The request initially came from a big south-east Asian Bank. They wanted to organize a security hackathon for developers. That's what I did in collaboration with Maya7 security consultancy. For two months I created a custom made basic banking application, structured with their same languages and frameworks. Then during 2 days and one night, a series ex "missions" were assigned to the participant teams. Those "missions" or "tasks" were, of course, about implementing security features, from validation to SSL certificate pinning.; from Javascript web integration and XSS to JWT token management. Every mission gives a set of specific documentation, similar to the documentation a trainer would explain in a class... but believe me, the active engagement was much higher, and they studied it themselves, and they implemented it right away in the code.

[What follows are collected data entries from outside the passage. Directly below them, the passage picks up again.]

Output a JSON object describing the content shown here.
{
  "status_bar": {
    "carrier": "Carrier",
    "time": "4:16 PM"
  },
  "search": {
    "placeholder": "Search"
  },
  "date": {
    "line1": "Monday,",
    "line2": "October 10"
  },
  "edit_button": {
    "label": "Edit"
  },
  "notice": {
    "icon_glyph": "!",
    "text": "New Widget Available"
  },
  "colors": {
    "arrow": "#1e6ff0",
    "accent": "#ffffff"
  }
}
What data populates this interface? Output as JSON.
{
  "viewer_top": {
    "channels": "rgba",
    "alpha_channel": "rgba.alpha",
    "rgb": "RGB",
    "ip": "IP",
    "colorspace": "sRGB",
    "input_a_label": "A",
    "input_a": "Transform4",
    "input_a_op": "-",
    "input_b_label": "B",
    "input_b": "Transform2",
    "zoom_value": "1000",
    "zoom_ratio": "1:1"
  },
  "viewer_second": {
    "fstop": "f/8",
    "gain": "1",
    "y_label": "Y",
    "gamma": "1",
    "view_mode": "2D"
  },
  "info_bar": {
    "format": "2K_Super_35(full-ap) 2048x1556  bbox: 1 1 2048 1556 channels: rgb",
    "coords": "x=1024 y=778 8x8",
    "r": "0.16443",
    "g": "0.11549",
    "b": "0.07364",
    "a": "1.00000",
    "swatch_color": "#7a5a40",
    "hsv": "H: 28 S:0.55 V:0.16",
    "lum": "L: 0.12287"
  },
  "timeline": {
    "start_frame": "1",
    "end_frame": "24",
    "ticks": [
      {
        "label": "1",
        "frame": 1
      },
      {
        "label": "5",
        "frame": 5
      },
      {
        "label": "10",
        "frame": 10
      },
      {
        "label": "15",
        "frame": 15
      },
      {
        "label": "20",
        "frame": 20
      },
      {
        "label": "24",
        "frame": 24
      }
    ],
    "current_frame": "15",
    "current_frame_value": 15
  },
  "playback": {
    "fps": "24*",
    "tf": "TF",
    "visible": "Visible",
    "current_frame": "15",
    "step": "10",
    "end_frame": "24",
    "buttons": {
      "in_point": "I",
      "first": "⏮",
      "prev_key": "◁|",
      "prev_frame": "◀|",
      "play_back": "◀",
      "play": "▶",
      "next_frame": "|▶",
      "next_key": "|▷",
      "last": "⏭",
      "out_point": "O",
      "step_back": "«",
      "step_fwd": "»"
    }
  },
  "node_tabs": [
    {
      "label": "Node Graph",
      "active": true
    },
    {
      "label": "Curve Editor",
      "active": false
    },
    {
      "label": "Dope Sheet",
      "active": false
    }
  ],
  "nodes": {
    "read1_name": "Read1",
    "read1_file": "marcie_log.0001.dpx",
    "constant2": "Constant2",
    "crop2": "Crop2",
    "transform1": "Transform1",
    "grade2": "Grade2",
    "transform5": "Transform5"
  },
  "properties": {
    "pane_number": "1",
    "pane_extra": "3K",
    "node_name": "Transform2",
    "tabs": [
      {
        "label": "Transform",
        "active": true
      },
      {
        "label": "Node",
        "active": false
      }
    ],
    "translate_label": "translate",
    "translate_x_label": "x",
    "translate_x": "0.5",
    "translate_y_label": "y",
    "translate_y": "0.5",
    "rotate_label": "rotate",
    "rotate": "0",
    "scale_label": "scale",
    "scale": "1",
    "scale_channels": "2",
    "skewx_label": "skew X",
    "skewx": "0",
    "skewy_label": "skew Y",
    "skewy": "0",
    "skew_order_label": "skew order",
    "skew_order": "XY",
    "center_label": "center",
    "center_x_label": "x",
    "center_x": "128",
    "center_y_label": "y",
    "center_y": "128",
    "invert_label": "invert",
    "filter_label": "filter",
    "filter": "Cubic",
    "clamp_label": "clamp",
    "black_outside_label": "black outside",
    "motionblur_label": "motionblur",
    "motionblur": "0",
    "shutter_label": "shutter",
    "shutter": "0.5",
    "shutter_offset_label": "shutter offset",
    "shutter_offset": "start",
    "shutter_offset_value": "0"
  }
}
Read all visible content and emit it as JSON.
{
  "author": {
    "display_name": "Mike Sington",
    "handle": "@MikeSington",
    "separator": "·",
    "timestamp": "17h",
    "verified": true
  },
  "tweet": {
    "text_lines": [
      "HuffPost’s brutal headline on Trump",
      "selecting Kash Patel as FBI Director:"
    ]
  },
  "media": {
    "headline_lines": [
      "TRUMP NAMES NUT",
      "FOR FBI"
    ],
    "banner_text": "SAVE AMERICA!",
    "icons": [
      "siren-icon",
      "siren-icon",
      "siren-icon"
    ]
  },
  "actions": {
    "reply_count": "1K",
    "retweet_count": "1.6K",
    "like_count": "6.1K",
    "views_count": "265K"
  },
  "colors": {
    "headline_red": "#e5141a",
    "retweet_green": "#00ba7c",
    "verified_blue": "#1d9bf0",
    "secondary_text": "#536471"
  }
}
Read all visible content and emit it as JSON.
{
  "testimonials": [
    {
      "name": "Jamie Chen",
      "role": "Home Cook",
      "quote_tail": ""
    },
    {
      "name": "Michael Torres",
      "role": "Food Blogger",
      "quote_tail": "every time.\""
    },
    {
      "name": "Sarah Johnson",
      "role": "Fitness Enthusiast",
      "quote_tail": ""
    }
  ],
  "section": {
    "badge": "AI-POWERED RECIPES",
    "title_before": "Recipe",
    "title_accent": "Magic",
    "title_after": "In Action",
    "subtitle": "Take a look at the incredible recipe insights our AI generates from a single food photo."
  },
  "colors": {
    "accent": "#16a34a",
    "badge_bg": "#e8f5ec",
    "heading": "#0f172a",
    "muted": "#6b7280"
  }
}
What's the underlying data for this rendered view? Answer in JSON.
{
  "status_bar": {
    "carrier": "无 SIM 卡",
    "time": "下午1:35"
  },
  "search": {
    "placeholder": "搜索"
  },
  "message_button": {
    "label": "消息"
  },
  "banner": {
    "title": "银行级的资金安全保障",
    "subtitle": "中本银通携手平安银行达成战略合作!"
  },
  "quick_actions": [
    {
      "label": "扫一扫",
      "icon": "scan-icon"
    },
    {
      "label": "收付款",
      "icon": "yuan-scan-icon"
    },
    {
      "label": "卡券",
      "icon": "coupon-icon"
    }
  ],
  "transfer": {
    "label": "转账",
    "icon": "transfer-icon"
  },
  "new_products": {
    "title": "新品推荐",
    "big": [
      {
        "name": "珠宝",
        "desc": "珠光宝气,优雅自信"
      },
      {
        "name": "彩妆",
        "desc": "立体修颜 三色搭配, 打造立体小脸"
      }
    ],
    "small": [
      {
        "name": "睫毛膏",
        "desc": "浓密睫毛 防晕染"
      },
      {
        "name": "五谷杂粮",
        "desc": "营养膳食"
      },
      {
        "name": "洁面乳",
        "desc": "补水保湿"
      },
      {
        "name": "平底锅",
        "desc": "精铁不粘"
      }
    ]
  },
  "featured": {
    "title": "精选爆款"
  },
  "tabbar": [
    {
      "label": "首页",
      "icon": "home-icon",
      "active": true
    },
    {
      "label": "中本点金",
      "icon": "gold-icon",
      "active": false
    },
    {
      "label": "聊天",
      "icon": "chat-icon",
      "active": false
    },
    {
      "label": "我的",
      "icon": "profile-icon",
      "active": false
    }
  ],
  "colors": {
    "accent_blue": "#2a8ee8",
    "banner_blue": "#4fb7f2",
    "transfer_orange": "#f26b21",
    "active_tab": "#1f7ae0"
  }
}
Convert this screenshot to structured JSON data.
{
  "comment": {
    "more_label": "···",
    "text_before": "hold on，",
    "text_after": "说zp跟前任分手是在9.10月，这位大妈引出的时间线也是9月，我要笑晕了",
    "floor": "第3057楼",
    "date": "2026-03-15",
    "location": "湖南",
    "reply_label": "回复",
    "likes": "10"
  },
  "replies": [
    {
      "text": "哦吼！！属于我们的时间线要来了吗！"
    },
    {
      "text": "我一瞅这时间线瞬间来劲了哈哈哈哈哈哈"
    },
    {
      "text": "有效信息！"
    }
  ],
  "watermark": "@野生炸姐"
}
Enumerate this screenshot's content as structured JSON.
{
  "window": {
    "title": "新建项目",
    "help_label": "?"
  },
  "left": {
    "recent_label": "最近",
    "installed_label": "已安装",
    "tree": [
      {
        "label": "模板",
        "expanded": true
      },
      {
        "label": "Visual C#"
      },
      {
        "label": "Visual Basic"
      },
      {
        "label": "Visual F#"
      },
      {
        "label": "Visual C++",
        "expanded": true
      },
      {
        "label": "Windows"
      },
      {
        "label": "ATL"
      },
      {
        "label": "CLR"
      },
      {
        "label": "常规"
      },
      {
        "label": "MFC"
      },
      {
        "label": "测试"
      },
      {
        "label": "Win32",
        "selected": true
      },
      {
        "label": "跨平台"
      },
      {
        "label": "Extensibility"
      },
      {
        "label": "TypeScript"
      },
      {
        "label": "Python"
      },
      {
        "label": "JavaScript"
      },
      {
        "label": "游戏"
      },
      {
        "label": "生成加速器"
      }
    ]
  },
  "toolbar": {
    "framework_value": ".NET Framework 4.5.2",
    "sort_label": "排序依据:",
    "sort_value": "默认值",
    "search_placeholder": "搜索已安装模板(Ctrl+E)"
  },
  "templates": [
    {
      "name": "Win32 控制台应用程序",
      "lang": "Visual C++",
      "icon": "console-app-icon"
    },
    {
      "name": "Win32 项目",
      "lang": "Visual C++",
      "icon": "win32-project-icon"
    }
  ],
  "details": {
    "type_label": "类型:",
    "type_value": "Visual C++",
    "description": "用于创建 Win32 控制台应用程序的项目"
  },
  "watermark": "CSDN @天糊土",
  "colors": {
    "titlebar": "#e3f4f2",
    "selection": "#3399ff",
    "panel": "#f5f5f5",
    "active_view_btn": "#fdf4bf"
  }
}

The main goal of the Hackathon event was not to find celebrate the best developers, but to improve the secure coding capacities of all participants!

Let Devs be Devs

Usually, hackathons are in a CTF (capture the flag) fashion. But developers are creators more than exploiters. They need to understand how to create secure code even more than how to exploit insecure code. Based on my experience (and on market data about breaches), creating secure code is enormously more difficult than exploiting insecure code. A cheap example would be to close 1000s doors of a building VS entering one left open.

Needs to be custom made


Initially, I reviewed something ready to go, without spending weeks implementing a base website to create on top the tasks for the hackathon. This includes amazing products like OWASP WebGoat and JuiceShop and other intentionally flawed applications ready to be exploited. Those presented two main drawbacks:

  • You can find online the "answers" or simply can train to resolve the exercises before the hackathon (in itself a good thing, but unfair with money prizes involved)
  • There is still more "distance" with the everyday work of the dev teams participating

How it worked:

There were 7 teams (3 devs each), they created the base private Git repository with the initial banking application (Java+JSP presentation layer running on a Tomcat server and some JavaScript in it).
Every one to three hours a new "mission" was assigned, it had documentation and a requirement to implement it based on best practices in the document,  and then commit it before the two hours ended. Once the team commit the code, the organizing team, made of code reviewers and support people, review the code itself and, based on common evaluation criteria assign the points to the team's mission. A nice scoreboard shows the results. The best teams won money prices. All teams got a nice memory price for participation.

Difficulties:

  • Not easily repeatable: To repeat it the tasks should be really different, money prized are involved, every such hackathon should be different 
  • Not Scalable: Every two hours a mission/task was completed and committed. I was doing secure code reviews with prepared evaluation criteria. One reviewer person can do at most 6 or 7 teams at the time.
  • Needs a support team. Including a help chat and question channel. All teams ask and all team see the answers.

Outcomes:

  • Evaluation of current security
  • Expertise
  • Reputation
  • Practical goals!
  • Cheaper (!!!)
  • Team/network building
  • ...and most of all: it was FUN!

Evolution:

  • To be fair to the teams the evaluation criteria should be very specific. Even better create a set of unit tests to have the evaluations more impersonal and scalable.